Im historischen Kontext wurden mit dem Begriff Phantastik Werke beschrieben, in denen eine existenzielle Verunsicherung durch Konfrontation mit übersinnlichen Mächten oder unheimlichen Begebenheiten thematisiert wurde. Die beängstigende Atmosphäre wurde hervorgerufen durch den Zusammenschluss nicht erklärbarer Erscheinungen mit der gewohnten Alltäglichkeit, was meistens aus der Sichtweise einer sich bedroht fühlenden Person geschildert wurde.[2]

Es handelt sich bei vielen phantastischen Werken um Rahmenerzählungen, in denen ein fiktiver Erzähler einem fiktiven Publikum von einem ungewöhnlichen Abenteuer berichtet.

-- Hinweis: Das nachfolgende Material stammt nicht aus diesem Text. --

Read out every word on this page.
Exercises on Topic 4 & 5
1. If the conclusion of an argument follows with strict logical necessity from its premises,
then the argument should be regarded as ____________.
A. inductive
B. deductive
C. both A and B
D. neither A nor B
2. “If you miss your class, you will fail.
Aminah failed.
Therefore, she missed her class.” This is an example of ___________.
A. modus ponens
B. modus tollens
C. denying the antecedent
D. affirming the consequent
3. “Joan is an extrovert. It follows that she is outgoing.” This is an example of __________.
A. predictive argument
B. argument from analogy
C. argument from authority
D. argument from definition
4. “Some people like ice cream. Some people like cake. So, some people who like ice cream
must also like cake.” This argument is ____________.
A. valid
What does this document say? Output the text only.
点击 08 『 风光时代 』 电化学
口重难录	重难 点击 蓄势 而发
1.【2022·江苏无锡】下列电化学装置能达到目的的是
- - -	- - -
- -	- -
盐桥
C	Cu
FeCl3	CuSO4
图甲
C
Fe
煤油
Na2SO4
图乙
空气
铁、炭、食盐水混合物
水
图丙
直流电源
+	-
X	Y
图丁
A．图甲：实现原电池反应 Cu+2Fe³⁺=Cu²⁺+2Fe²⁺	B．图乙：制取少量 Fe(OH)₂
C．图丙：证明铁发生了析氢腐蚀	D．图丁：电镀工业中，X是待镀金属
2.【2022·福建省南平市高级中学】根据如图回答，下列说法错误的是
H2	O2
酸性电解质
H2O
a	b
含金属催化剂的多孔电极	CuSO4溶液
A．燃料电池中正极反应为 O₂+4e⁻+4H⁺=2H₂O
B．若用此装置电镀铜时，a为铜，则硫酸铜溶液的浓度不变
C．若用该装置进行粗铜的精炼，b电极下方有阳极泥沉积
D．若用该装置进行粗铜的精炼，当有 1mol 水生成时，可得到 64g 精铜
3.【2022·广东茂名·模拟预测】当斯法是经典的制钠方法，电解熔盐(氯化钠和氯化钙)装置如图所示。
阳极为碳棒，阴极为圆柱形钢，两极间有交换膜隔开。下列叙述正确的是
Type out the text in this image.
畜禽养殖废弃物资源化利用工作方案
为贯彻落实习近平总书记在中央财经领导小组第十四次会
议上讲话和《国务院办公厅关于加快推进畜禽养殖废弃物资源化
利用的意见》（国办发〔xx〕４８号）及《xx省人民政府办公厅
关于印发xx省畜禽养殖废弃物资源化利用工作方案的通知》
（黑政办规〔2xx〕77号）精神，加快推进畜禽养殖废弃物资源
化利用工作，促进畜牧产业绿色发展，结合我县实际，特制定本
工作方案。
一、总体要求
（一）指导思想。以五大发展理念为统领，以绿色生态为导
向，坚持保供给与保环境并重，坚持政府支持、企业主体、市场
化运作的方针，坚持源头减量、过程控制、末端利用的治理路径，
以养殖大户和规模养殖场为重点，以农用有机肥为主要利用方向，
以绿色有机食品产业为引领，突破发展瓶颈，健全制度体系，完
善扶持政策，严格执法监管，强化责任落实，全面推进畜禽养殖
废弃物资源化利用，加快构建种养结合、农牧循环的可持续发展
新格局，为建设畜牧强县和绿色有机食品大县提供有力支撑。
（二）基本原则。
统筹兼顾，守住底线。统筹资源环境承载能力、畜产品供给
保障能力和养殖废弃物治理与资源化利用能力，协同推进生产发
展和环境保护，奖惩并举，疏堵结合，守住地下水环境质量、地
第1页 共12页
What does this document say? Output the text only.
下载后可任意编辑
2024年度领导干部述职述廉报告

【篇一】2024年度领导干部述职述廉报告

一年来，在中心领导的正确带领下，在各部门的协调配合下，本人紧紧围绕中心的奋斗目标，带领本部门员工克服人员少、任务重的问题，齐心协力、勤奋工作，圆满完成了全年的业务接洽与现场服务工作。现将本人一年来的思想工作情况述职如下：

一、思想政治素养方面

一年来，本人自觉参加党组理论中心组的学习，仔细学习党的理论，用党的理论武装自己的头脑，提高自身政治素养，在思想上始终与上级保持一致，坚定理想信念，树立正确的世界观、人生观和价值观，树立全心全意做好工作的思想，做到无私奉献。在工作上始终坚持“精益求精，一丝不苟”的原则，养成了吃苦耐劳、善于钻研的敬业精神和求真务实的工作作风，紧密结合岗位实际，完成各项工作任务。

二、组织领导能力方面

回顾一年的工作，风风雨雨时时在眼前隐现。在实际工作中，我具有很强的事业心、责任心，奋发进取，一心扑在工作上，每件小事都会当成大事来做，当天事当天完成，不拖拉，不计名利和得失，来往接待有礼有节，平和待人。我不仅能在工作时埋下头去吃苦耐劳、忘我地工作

Die Phantastik sucht ihre Motive, wie z.B. den Magier, den Teufel und den Doppelgänger in der uralten Tradition, zu der die mündlich überlieferten Volkssagen, die Schriften der Theologen, Philosophen und der Historiker zählen.[3]

Im Unterschied zum Märchen wird in der phantastischen Erzählung ein klarer Bezug zur Realität deutlich. Der Handlungsrahmen weist einen dominierenden Realitätsbezug auf, der durch verifizierbare Handlungen unterstrichen wird, jedoch plötzlich und unvermittelt einen Einbruch durch das Irreale erhält. Dieses Irreale scheint den empirischen Alltagserfahrungen zu widersprechen und mit kausal- rationalen Gesetzmäßigkeiten nicht zu erklären sein. Auf diese Weise wird die Wirklichkeit und ihre Sicherheiten fundamental in Frage gestellt. Ein Gefühl des Unbehagens, das sich bis zur existentiellen Angst hin steigert, wird hervorgerufen. Mittels der Gegenüberstellung der alltäglichen Welt, die als das Vertraute zu verstehen ist, mit dem Irrealen und Fremdartigen, wird ein Konflikt zwischen dem Realen und dem Möglichen erzeugt. So wird durch das Phantastische die Destruktivität der modernen Welt, der man durch ihre zunehmende Unüber- schaubarkeit ohnmächtig gegenübersteht, kritisiert. Die `Helden` der phantastischen Prosa bleiben auf der einen Seite ihren Träumen und Hoffnungen von einer erfüllten Identität und auf der anderen Seite den gespenstischen Vorgängen, durch die sie sich verfolgt fühlen, treu.[4]

Das Phantastische hat eine Affinität zum Tragischen. Das Schicksal, das der `Held` in der phantastischen Erzählung erleiden muss, sei es Tod, Wahnsinn oder Ver- wandlung, ereilt ihn nicht nur von außen. Er scheint vielmehr ein geheimer Verbündeter zu sein und kommt seinem Verführer mindestens die Hälfte des Weges entgegen.[5] Das hierbei ein großer Unterschied zu der phantastischen Literatur für Kinder besteht, wird im dritten Kapitel näher erläutert.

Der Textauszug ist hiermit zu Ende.